Does anyone know of useful techniques I could use to speed up the process?  I have 8 processors and 16 GB of RAM on my machine, so I am thinking of splitting the two tables I'm joining into eight pieces each and running 8 simultaneous spatial joins in separate ArcMap windows, one for each thread.  Or can the "Add spatial index" geoprocessing tool help me here?  I am relatively new to ArcGIS and I only need to perform this process once, so I am trying to avoid writing a Python script, though if someone happened to have a premade solution for 9.3.1 that I could tweak, that would be very helpful.
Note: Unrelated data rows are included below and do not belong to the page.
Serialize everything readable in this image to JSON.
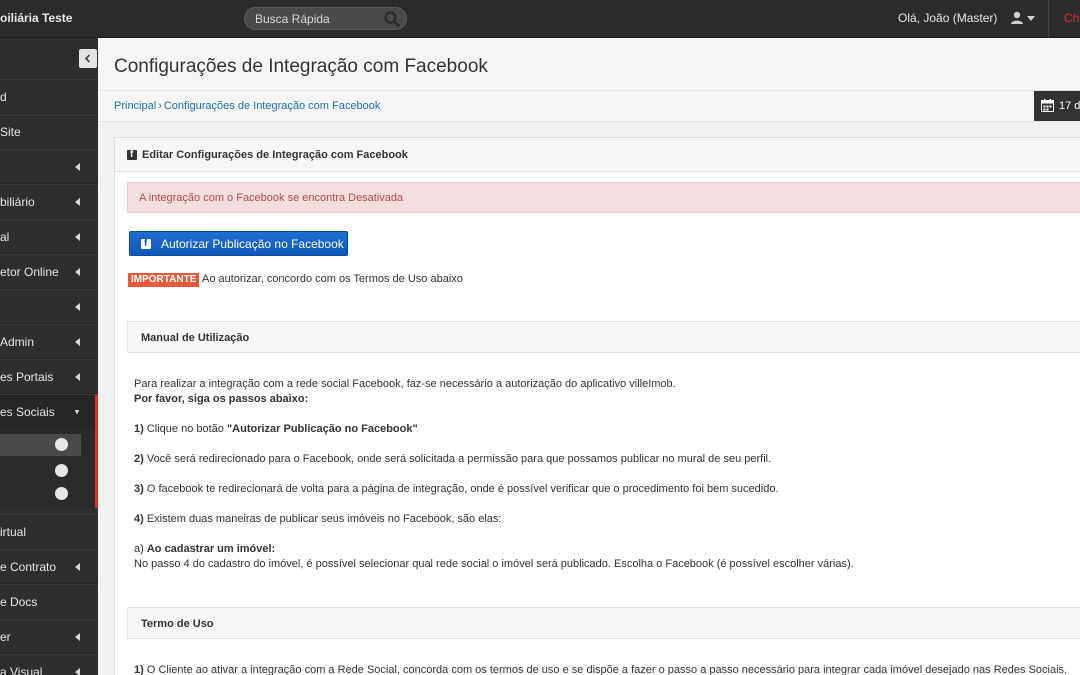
{
  "topbar": {
    "brand": "oiliária Teste",
    "search_placeholder": "Busca Rápida",
    "user_greeting": "Olá, João (Master)",
    "logout": "Ch"
  },
  "sidebar": {
    "items": [
      {
        "label": "d",
        "has_caret": false
      },
      {
        "label": "Site",
        "has_caret": false
      },
      {
        "label": "",
        "has_caret": true
      },
      {
        "label": "biliário",
        "has_caret": true
      },
      {
        "label": "al",
        "has_caret": true
      },
      {
        "label": "etor Online",
        "has_caret": true
      },
      {
        "label": "",
        "has_caret": true
      },
      {
        "label": "Admin",
        "has_caret": true
      },
      {
        "label": "es Portais",
        "has_caret": true
      },
      {
        "label": "es Sociais",
        "has_caret": true,
        "expanded": true
      },
      {
        "label": "irtual",
        "has_caret": false
      },
      {
        "label": "e Contrato",
        "has_caret": true
      },
      {
        "label": "e Docs",
        "has_caret": false
      },
      {
        "label": "er",
        "has_caret": true
      },
      {
        "label": "a Visual",
        "has_caret": true
      }
    ]
  },
  "page": {
    "title": "Configurações de Integração com Facebook",
    "breadcrumb": [
      "Principal",
      "Configurações de Integração com Facebook"
    ],
    "date": "17 d"
  },
  "portlet": {
    "title": "Editar Configurações de Integração com Facebook",
    "alert": "A integração com o Facebook se encontra Desativada",
    "auth_button": "Autorizar Publicação no Facebook",
    "important_label": "IMPORTANTE",
    "important_text": "Ao autorizar, concordo com os Termos de Uso abaixo",
    "manual": {
      "title": "Manual de Utilização",
      "intro": "Para realizar a integração com a rede social Facebook, faz-se necessário a autorização do aplicativo villeImob.",
      "follow": "Por favor, siga os passos abaixo:",
      "step1_num": "1)",
      "step1_text": " Clique no botão ",
      "step1_bold": "\"Autorizar Publicação no Facebook\"",
      "step2_num": "2)",
      "step2_text": " Você será redirecionado para o Facebook, onde será solicitada a permissão para que possamos publicar no mural de seu perfil.",
      "step3_num": "3)",
      "step3_text": " O facebook te redirecionará de volta para a página de integração, onde é possível verificar que o procedimento foi bem sucedido.",
      "step4_num": "4)",
      "step4_text": " Existem duas maneiras de publicar seus imóveis no Facebook, são elas:",
      "a_prefix": "a) ",
      "a_bold": "Ao cadastrar um imóvel:",
      "a_text": "No passo 4 do cadastro do imóvel, é possível selecionar qual rede social o imóvel será publicado. Escolha o Facebook (é possível escolher várias)."
    },
    "terms": {
      "title": "Termo de Uso",
      "t1_num": "1)",
      "t1_text": " O Cliente ao ativar a integração com a Rede Social, concorda com os termos de uso e se dispõe a fazer o passo a passo necessário para integrar cada imóvel desejado nas Redes Sociais."
    }
  }
}
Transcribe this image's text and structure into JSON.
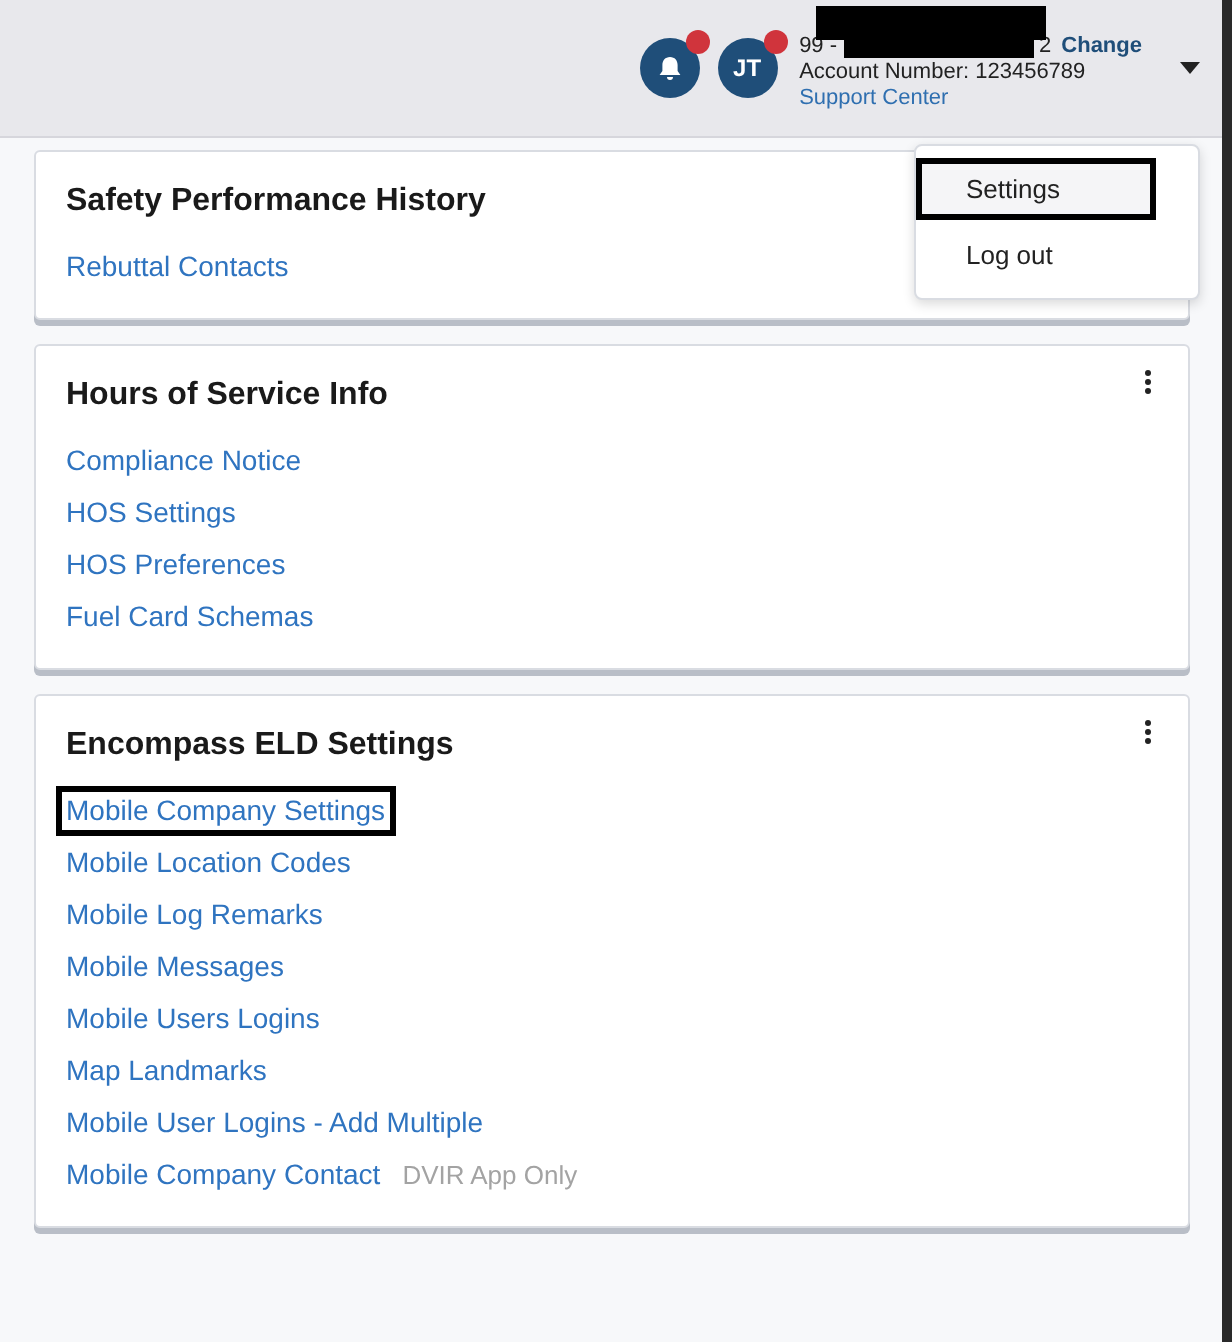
{
  "header": {
    "notifications": {
      "badge": true
    },
    "avatar": {
      "initials": "JT",
      "badge": true
    },
    "account": {
      "name_start": "99 -",
      "name_end": "2",
      "change_link": "Change",
      "number": "Account Number: 123456789",
      "support_link": "Support Center"
    }
  },
  "user_menu": {
    "items": [
      {
        "label": "Settings",
        "highlighted": true
      },
      {
        "label": "Log out",
        "highlighted": false
      }
    ]
  },
  "cards": [
    {
      "title": "Safety Performance History",
      "links": [
        {
          "label": "Rebuttal Contacts",
          "highlighted": false
        }
      ]
    },
    {
      "title": "Hours of Service Info",
      "links": [
        {
          "label": "Compliance Notice",
          "highlighted": false
        },
        {
          "label": "HOS Settings",
          "highlighted": false
        },
        {
          "label": "HOS Preferences",
          "highlighted": false
        },
        {
          "label": "Fuel Card Schemas",
          "highlighted": false
        }
      ]
    },
    {
      "title": "Encompass ELD Settings",
      "links": [
        {
          "label": "Mobile Company Settings",
          "highlighted": true
        },
        {
          "label": "Mobile Location Codes",
          "highlighted": false
        },
        {
          "label": "Mobile Log Remarks",
          "highlighted": false
        },
        {
          "label": "Mobile Messages",
          "highlighted": false
        },
        {
          "label": "Mobile Users Logins",
          "highlighted": false
        },
        {
          "label": "Map Landmarks",
          "highlighted": false
        },
        {
          "label": "Mobile User Logins - Add Multiple",
          "highlighted": false
        },
        {
          "label": "Mobile Company Contact",
          "note": "DVIR App Only",
          "highlighted": false
        }
      ]
    }
  ]
}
Thank you very much for your time,

Andrew Tschirhart
0 Kudos
4 Replies
BruceHarold
Esri Regular Contributor
Hello Andrew

A framework for parallelizing a workflow like yours exists in an ArcGIS 10 sample script tool here:
http://resources.arcgis.com/gallery/file/geocoding/details?entryID=A284F7D9-1422-2418-7F50-BA718224C...
If you upgrade to 10 it isn't a big job to alter the script to perform Spatial Join.

If you need to stick to 9.3.1 then you'll need to create a Model that (for example) has an input parameter that selects a subset of addresses (say using modulo arithmetic, like OBJECTID mod 8 = 0, then 1,2,3,4,5,6,7 to make 8 possible non-overlapping selections).  Then you will need to run this Model in 8 concurrent ArcGIS sessions, and afterwards merge the results.

Regards
0 Kudos
AndrewTschirhart
New Contributor
Bruce,

Thank you very much for your help, I greatly appreciate it.

I have just one follow-up question: do you know if using the framework for ArcGIS 10 is faster/more efficient than running 8 simultaneous sessions in ArcGIS 9.3.1?  I am trying to figure out whether I should wait for my IT to install ArcGIS 10, which is planned for the next few months.

Thanks,
Andrew Tschirhart
0 Kudos
BruceHarold
Esri Regular Contributor
Bruce,

Thank you very much for your help, I greatly appreciate it.

I have just one follow-up question: do you know if using the framework for ArcGIS 10 is faster/more efficient than running 8 simultaneous sessions in ArcGIS 9.3.1?  I am trying to figure out whether I should wait for my IT to install ArcGIS 10, which is planned for the next few months.

Thanks,
Andrew Tschirhart


Andrew

The approaches are the same, in terms of execution of geoprocessing functions, it's just the 10-based script handles all the split/process/merge legwork.  The script will help you with the modulo arithmetic details so take a look anyway.

Regards
0 Kudos
AndrewTschirhart
New Contributor
Bruce,

Thank you very much for your help; I am very grateful.  I will definitely take a look at the script.

Andrew Tschirhart
0 Kudos